Berikut adalah obat-obatan yang dapat menyebabkan suara serak. Penting
pemantauan pasien untuk tidak menggunakan produk yang dapat menyebabkan
disfonia.
Intervensi Bedah
Peran intervensi bedah tergantung pada penyebab suara serak pasien. Pasien dengan
nodul pada plika vokalis atau polip biasanya memiliki riwayat penyalahgunaan
vokal yang harus diatasi. Penghilangan lesi tanpa mengatasi penyalahgunaan vokal
dapat menyebabkan kekambuhan dalam 1 tahun eksisi. Pada pasien yang
membutuhkan intervensi bedah, terapi suara harus dimulai sebelum operasi untuk
meminimalkan penyalahgunaan vokal dantrauma sekunder pada periode pasca
operasi. Teknik phonosurgikal untuk menghilangkan lesi jinak fokus pada
pelestarian mukosa yang normal sementara menghapus daerah yang terkena saja.
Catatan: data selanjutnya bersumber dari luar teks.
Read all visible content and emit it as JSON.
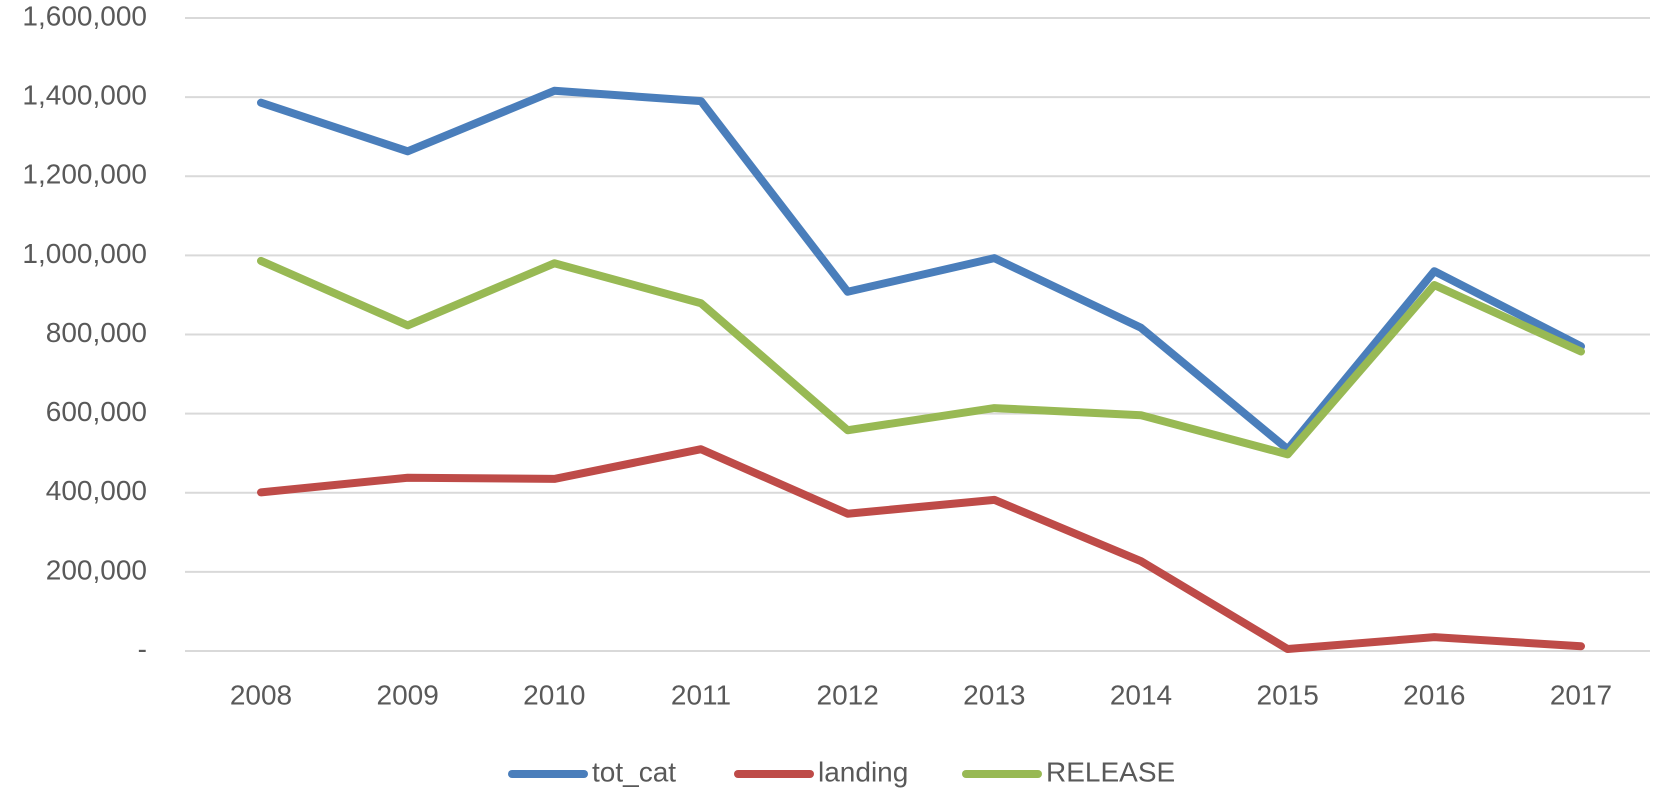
{
  "chart_data": {
    "type": "line",
    "categories": [
      "2008",
      "2009",
      "2010",
      "2011",
      "2012",
      "2013",
      "2014",
      "2015",
      "2016",
      "2017"
    ],
    "series": [
      {
        "name": "tot_cat",
        "color": "#4a7ebb",
        "values": [
          1386000,
          1263000,
          1416000,
          1390000,
          908000,
          993000,
          817000,
          510000,
          960000,
          770000
        ]
      },
      {
        "name": "landing",
        "color": "#be4b48",
        "values": [
          401000,
          438000,
          435000,
          510000,
          347000,
          382000,
          227000,
          5000,
          35000,
          12000
        ]
      },
      {
        "name": "RELEASE",
        "color": "#98b954",
        "values": [
          986000,
          823000,
          980000,
          879000,
          558000,
          614000,
          596000,
          497000,
          925000,
          757000
        ]
      }
    ],
    "ylim": [
      0,
      1600000
    ],
    "yticks": [
      {
        "value": 0,
        "label": "-"
      },
      {
        "value": 200000,
        "label": "200,000"
      },
      {
        "value": 400000,
        "label": "400,000"
      },
      {
        "value": 600000,
        "label": "600,000"
      },
      {
        "value": 800000,
        "label": "800,000"
      },
      {
        "value": 1000000,
        "label": "1,000,000"
      },
      {
        "value": 1200000,
        "label": "1,200,000"
      },
      {
        "value": 1400000,
        "label": "1,400,000"
      },
      {
        "value": 1600000,
        "label": "1,600,000"
      }
    ],
    "grid": true,
    "legend": "bottom"
  }
}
Pasien dengan paralisis pita suara dan disfonia yang tidak membaik selama 3 bulan
dan menunjukkan tanda-tanda prognostic miskin pada mungkin ‘reinnervation’ pada
EMG (yaitu fibrillation potentials or absent activity ) adalah kandidat untuk
medialization laryngoplasty (thyroplasty tipe I). Injeksi pita suara dengan lemak,
kolagen, atau polytef tergantung pada preferensi ahli bedah dan pengalaman.
Namun, injeksi polytef kurang dimanfaatkan oleh sebagian laryngologists karena
kesempatan meningkat untuk Granuloman dan distorsi permanen integritas struktur
pita suara.4
8. PENCEGAHAN
Pasien harus dikonseling tentang pentingnya hidrasi yang memadai dan tindakan
pencegahan antirefluks.
Pencegahan Hidrasi
Lubrikasi saluran vokal sangat penting untuk produksi vokal yang jelas. Oleh karena
itu pasien harus menghilangkan produk yang mengeringkan mukosa termasuk
produk berkafein, alkohol, dan antihistamin. Meskipun pengering atau diuretik obat
tidak dapat dihilangkan, hidrasi meningkat dapat membantu untuk melakukan
serangan balik efek obat itu dehidrasi. Pasien harus disarankan untuk minum cairan
yang memadai sampai warna urine mereka relatif jernih (yaitu, "pee-pale”).